Grafana's docker-otel-lgtm is a single Docker image that bundles the whole LGTM stack plus an OpenTelemetry Collector. LGTM stands for Loki (logs), Grafana (dashboards), Tempo (traces), and Mimir/Prometheus (metrics), with Pyroscope (continuous profiling) thrown in. Apache 2.0 licensed. The point of the image is one command: `docker pull grafana/otel-lgtm && ./run-lgtm.sh`. Port 3000 is Grafana, everything else is pre-wired underneath. You point your app's OpenTelemetry exporter at the collector and you have a working observability backend in under a minute. Perfect for trying OTel pipelines, demoing a feature, or developing instrumentation locally. Solo developers and small teams use this for local dev and CI test environments. For production, Grafana explicitly tells you to run the components separately or pay for Grafana Cloud.
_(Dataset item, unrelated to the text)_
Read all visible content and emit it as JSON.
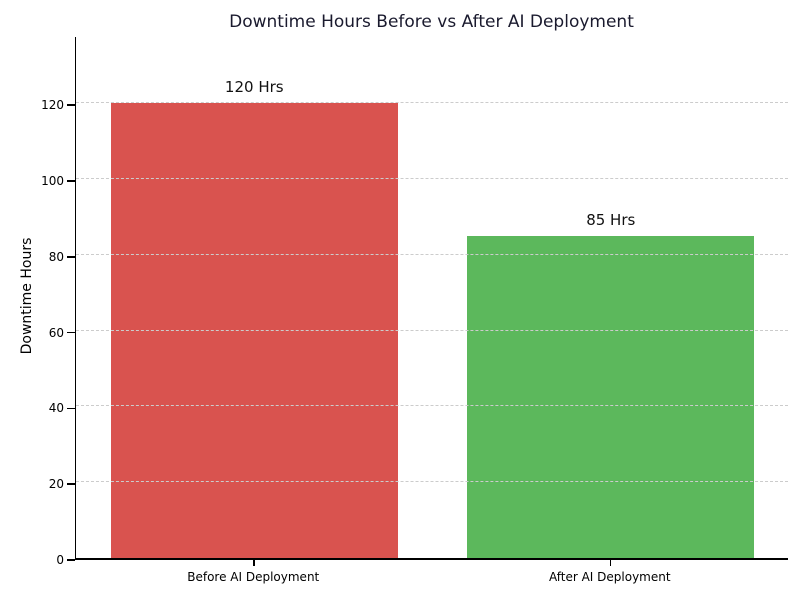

There is no HA, no multi-tenancy, no persistence guarantees in the bundled image. The catch is the production warning is not optional. The image is built for convenience, not durability. Use it to learn OpenTelemetry, build instrumentation, or demo dashboards. When you go to production, plan to split Loki, Mimir, Tempo, and Grafana into separate deployments with their own storage backends. That is a different project, not a Docker run command.